UNICEF has been supporting the Government to prevent the further spread of COVID-19 and supports the helpline by providing equipment, covering operational costs and training operators. The helpline has addressed more than 1 million calls since March 2020.
Nigeria
Zarina Chidama, Assistant Chief Programme Officer at the National Orientation Agency (NOA), performs a contact tracing call as part of a campaign to track ‘passengers of interest’ to prevent the spread of COVID-19 in Nigeria.
In the early days of the pandemic, people with a recent travel history from countries with widespread community transmission needed to be located and self-isolate for at least 14 days. Part of this task fell on the NOA who, with support from UNICEF, prepared to trace nearly 4,000 such people.
Pakistan
Sadia Saleem is one of 250 agents at the ‘Sehat Tahaffuz (health protection) 1166’ helpline centre in Islamabad.
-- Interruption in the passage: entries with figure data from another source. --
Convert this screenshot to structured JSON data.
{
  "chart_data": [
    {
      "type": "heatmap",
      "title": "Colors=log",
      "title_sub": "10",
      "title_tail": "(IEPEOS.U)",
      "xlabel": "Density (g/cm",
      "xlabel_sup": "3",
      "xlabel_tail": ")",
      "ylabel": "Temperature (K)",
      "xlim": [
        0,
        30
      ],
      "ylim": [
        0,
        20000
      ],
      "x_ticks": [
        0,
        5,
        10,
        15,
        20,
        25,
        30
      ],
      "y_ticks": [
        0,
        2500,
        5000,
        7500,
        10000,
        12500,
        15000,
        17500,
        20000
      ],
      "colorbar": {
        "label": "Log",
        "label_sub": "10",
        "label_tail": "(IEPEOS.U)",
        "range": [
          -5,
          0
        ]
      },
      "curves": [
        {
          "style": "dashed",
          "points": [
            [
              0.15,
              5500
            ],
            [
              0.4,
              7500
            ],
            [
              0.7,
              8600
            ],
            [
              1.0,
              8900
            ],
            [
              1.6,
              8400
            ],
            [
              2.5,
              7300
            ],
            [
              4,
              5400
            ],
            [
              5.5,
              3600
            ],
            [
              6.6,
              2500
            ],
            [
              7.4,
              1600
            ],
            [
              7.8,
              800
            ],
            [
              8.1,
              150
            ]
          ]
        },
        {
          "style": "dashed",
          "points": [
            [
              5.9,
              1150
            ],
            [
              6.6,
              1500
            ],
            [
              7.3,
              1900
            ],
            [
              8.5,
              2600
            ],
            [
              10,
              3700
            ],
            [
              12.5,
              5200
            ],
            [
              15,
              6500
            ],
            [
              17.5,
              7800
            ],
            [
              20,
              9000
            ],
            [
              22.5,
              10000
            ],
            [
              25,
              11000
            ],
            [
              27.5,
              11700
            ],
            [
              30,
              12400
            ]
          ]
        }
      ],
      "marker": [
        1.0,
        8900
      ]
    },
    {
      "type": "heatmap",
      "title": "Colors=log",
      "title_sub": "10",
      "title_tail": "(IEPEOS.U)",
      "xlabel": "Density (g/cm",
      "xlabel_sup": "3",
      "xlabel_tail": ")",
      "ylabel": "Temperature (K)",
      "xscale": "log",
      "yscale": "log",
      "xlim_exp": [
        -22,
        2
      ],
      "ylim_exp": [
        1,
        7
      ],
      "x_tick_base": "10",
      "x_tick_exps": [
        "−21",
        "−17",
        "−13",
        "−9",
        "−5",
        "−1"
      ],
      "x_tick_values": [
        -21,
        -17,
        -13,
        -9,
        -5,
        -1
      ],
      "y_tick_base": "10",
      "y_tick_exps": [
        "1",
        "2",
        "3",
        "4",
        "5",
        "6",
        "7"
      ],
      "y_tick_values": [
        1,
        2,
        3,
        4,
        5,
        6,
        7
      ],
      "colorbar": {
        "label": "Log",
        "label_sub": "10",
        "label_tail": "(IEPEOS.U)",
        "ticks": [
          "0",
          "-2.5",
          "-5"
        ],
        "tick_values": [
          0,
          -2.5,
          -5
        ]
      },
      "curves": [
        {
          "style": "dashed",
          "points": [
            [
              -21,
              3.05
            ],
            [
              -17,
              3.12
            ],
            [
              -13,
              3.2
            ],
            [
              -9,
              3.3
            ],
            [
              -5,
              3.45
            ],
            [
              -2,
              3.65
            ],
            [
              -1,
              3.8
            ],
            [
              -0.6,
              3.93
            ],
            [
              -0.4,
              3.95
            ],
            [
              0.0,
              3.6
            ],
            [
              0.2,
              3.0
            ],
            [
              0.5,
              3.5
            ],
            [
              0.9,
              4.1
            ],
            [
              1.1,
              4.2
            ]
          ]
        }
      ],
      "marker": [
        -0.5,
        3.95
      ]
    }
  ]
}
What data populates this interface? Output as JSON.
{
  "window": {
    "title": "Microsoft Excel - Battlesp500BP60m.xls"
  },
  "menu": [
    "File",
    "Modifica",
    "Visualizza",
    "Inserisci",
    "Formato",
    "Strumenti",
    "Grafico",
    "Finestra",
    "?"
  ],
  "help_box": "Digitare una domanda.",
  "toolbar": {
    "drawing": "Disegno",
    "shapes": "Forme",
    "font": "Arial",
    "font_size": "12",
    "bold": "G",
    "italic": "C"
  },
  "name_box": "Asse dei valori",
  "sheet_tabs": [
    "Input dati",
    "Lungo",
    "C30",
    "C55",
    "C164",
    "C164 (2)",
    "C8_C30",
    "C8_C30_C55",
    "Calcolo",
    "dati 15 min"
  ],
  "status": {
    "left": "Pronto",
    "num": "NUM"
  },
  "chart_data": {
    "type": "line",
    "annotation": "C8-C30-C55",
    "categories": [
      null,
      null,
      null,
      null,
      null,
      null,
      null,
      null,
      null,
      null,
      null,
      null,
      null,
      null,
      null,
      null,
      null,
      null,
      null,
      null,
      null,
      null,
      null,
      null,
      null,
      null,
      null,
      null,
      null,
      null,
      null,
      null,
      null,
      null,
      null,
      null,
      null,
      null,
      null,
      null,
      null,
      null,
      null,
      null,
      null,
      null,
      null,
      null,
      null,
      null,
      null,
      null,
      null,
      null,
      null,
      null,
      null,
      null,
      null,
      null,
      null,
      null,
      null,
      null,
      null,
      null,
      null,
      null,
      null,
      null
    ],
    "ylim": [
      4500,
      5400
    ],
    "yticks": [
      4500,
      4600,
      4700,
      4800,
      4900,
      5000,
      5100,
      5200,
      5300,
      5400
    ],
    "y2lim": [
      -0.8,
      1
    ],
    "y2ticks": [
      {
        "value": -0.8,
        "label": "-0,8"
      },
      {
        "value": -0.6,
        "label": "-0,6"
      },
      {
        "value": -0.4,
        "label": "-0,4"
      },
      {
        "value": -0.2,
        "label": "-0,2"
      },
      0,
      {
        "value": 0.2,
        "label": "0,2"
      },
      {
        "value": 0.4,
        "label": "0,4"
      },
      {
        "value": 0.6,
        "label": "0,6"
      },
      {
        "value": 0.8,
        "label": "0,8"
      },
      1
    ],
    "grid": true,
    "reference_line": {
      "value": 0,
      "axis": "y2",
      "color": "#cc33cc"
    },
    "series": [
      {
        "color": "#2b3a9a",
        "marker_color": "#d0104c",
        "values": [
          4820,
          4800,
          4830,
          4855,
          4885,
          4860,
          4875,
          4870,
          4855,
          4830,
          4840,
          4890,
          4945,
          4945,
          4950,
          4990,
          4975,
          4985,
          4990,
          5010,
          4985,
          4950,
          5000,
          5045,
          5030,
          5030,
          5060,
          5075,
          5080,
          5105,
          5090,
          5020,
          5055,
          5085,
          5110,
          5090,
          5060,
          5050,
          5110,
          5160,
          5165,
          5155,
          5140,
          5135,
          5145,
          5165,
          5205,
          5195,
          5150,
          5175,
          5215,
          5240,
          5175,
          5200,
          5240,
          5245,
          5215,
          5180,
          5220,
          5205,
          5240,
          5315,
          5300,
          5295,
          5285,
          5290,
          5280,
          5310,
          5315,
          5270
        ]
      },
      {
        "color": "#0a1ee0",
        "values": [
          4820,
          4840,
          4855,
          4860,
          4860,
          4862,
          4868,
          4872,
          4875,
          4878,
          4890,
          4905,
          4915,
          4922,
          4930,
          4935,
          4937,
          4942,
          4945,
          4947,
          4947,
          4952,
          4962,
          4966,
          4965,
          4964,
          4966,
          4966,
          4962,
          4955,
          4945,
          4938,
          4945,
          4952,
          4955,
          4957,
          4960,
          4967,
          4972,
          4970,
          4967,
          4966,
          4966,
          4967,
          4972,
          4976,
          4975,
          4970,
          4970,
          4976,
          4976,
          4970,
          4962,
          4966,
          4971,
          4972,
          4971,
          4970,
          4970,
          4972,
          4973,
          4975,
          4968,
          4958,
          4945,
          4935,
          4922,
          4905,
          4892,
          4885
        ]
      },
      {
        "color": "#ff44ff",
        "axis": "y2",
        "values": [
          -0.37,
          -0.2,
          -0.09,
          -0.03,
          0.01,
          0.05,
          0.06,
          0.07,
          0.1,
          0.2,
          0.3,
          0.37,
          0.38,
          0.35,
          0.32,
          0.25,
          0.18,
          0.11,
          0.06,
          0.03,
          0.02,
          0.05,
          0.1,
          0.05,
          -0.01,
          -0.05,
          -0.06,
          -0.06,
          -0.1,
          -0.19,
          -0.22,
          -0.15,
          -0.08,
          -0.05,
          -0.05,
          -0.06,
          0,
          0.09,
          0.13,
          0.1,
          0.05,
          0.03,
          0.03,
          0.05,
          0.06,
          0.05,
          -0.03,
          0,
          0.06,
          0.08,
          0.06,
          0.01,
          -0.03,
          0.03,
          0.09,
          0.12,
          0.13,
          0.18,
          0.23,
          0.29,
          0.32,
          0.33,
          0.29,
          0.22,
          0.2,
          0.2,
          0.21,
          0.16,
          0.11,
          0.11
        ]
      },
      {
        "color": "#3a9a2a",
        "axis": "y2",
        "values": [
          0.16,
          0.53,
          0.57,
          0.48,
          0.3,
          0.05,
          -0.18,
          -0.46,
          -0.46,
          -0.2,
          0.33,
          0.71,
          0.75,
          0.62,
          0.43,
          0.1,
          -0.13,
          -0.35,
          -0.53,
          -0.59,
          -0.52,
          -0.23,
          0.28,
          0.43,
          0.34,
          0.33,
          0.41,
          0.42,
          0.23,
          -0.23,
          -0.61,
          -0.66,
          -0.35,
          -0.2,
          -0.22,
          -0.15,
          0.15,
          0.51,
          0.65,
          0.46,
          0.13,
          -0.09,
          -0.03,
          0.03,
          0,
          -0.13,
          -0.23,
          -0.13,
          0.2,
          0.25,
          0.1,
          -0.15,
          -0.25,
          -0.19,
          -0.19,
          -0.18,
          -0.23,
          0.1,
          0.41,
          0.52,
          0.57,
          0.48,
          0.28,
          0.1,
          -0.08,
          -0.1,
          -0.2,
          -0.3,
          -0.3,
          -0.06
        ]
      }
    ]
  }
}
The helpline fields queries about the coronavirus and operates seven days a week from 8:00 am to midnight.
Originally set up as a polio helpline supported by UNICEF and partners, the facility expanded in scope to address the COVID-19 response and had received 5.4 million calls as of July 2020.
“It’s stressful work, but I feel proud that I’m serving the people during this challenging time,” says Sadia.
South Africa
Sibongile Zuma is on the phone at ChildLine, a non-government organization that provides free counselling for children and adults across South Africa.
UNICEF supports the organization with nine call centres around the country, many of which receive calls from children who ask about the coronavirus or want to report neglect and hunger. Often children are experiencing anxiety due to abuse, fear or difficulty with homework, or are experience domestic violence and online harassment. In the last two weeks of June 2020 alone, they received almost 6,000 calls.
Ukraine
Social worker Tetyana Stoyanova visits one of her clients in Bilokurakyne, eastern Ukraine. “Sometimes families use COVID-19 to keep us out of their homes,” she says. “They say they are afraid to get infected from us”.
In Ukraine, 42,000 children, including those with disabilities, were sent back home from boarding schools and other childcare institutions as a result of measures to stem the spread of COVID-19. The situation has led to growing demand for social services and for enhancing the role of social workers in the community.
UNICEF Ukraine is working with regional and local partners to rapidly assess the situation and provide support to children and families in vulnerable communities, as well as to equip frontline responders in eastern Ukraine with protective supplies and technical guidance.